Home Made Samosa
If you’re craving a crispy, flavorful snack, the samosa is a perfect choice. This classic Indian appetizer, known for its golden crust and savory filling, can be made easily at home with basic ingredients. Whether served with mint chutney or a steaming cup of chai, homemade samosas are always a hit.
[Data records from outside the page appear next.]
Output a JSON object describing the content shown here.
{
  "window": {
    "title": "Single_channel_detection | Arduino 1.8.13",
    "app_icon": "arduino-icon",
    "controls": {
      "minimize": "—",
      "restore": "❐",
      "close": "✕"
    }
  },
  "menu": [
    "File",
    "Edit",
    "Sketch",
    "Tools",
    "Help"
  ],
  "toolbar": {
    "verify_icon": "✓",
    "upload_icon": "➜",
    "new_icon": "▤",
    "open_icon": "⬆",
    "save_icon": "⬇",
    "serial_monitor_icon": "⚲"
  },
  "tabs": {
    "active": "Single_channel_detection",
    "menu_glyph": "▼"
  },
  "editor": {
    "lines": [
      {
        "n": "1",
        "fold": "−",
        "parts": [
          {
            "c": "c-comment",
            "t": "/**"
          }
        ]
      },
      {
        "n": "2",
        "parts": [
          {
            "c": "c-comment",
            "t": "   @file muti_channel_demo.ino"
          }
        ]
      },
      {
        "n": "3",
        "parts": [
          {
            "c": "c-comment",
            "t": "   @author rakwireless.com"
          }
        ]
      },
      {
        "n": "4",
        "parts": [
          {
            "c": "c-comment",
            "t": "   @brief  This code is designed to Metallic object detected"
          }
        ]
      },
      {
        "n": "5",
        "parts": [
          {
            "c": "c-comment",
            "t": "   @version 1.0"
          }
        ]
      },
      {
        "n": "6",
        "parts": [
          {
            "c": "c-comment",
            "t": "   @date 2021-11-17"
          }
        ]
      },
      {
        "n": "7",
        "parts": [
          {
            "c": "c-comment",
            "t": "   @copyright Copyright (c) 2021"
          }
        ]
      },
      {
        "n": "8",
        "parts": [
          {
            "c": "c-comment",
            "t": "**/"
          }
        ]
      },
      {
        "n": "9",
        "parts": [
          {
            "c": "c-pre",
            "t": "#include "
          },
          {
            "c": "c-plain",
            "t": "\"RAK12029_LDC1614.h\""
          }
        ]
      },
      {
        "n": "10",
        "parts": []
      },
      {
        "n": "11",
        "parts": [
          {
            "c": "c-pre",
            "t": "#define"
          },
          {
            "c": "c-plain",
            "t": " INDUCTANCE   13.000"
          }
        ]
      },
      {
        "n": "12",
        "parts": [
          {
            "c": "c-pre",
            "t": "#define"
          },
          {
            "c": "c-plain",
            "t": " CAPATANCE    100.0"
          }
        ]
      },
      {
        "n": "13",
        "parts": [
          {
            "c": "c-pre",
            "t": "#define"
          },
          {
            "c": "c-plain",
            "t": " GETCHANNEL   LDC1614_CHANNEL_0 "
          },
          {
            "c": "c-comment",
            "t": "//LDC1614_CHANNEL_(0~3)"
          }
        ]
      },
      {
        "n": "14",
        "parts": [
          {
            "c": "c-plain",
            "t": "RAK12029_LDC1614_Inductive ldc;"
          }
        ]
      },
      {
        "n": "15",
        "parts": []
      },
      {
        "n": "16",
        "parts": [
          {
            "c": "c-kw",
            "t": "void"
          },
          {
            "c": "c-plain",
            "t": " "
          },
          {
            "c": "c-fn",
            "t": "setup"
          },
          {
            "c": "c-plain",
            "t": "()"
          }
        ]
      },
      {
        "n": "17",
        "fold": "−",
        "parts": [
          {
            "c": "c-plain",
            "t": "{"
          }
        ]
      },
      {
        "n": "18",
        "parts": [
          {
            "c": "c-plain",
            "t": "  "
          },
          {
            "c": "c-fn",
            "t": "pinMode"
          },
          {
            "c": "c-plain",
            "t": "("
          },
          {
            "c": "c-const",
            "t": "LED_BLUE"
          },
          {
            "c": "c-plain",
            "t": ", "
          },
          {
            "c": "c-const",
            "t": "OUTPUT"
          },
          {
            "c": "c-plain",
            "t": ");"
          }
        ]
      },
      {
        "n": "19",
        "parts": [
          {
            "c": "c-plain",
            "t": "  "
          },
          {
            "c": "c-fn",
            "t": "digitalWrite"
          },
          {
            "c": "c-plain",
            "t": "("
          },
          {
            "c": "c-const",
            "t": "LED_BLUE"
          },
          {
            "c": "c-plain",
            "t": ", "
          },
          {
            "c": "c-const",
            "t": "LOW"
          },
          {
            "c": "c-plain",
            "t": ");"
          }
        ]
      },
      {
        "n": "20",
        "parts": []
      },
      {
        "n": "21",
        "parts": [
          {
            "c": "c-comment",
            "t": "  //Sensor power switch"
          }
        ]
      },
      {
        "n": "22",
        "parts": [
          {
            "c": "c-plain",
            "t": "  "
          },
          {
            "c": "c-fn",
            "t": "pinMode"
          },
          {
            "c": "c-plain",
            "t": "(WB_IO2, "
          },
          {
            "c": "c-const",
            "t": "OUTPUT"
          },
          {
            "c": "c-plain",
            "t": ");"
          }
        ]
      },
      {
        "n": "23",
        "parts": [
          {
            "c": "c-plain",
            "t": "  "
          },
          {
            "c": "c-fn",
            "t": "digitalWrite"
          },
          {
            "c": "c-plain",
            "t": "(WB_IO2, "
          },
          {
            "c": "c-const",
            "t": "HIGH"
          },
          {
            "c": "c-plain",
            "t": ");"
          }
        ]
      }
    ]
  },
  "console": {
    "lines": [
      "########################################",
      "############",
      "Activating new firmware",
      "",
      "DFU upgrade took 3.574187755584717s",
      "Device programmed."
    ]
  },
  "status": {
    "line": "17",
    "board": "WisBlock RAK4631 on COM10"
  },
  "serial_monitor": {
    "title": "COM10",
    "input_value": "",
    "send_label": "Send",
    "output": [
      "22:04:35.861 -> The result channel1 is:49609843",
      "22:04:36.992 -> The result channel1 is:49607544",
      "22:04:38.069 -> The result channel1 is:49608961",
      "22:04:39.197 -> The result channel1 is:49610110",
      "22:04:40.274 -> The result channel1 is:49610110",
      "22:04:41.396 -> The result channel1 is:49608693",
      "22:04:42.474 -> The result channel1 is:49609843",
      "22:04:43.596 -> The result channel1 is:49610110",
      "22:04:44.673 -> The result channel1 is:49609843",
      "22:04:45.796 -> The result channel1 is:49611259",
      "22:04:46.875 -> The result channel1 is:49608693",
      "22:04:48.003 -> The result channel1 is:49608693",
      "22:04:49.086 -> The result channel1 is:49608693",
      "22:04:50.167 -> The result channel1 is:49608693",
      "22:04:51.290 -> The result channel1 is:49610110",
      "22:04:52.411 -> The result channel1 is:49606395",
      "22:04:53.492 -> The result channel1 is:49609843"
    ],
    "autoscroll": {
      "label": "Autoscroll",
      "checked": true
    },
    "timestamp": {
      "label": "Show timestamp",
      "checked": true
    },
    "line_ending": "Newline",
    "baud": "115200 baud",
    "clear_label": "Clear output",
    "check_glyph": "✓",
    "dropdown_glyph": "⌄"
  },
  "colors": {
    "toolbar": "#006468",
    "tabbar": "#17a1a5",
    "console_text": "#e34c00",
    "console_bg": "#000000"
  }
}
Let’s explore how to make them from scratch.

Ingredients
For the dough:
- 2 cups all-purpose flour (maida)
- 4 tablespoons oil or ghee
- A pinch of salt
- Water (as needed)
For the filling:
- 3-4 medium potatoes (boiled and mashed)
- 1/2 cup green peas (boiled)
- 1 teaspoon cumin seeds
- 1 teaspoon ginger (grated)
- 1-2 green chilies (finely chopped)
- 1/2 teaspoon garam masala
- 1/2 teaspoon turmeric powder
- 1 teaspoon coriander powder
- Salt to taste
- Fresh coriander leaves (chopped)
- 2 tablespoons oil
Step-by-Step Method

1. Prepare the Dough
In a mixing bowl, combine flour, salt, and oil or ghee. Rub the oil into the flour with your fingers until the mixture resembles breadcrumbs. Slowly add water, a little at a time, and knead into a firm, smooth dough. Cover it with a damp cloth and let it rest for 30 minutes.
2. Make the Filling
Heat oil in a pan and add cumin seeds. Once they splutter, add grated ginger and chopped green chilies. Sauté for a few seconds.
Add the boiled green peas and mashed potatoes. Mix well. Now, add turmeric, garam masala, coriander powder, and salt. Stir everything together until the spices blend evenly. Toss in chopped coriander leaves. Cook the mixture for 2–3 minutes, then let it cool.
3. Shape the Samosas
Divide the dough into equal portions and roll each portion into a ball. Flatten one ball and roll it out into an oval shape. Cut it in half to form two semi-circles.
Take one semi-circle, fold it into a cone, and seal the edge with water. Fill the cone with the potato mixture. Seal the top edge by pinching or folding it closed. Repeat the process for the rest.
4. Fry the Samosas
Heat oil in a deep pan over medium flame. Once the oil is hot (not smoking), gently drop 2–3 samosas at a time. Fry on low to medium heat until they turn golden brown and crispy. Remove and drain on paper towels.
Serving Suggestions
Serve hot samosas with green chutney, tamarind sauce, or tomato ketchup. They pair wonderfully with masala chai, making them ideal for evening snacks or festive gatherings.
Final Thoughts
Making samosas at home may seem complex, but once you get the hang of it, it’s quite simple. The joy of biting into a warm, homemade samosa is truly unmatched. Customize the filling to your taste try paneer, minced meat, or even sweet variations!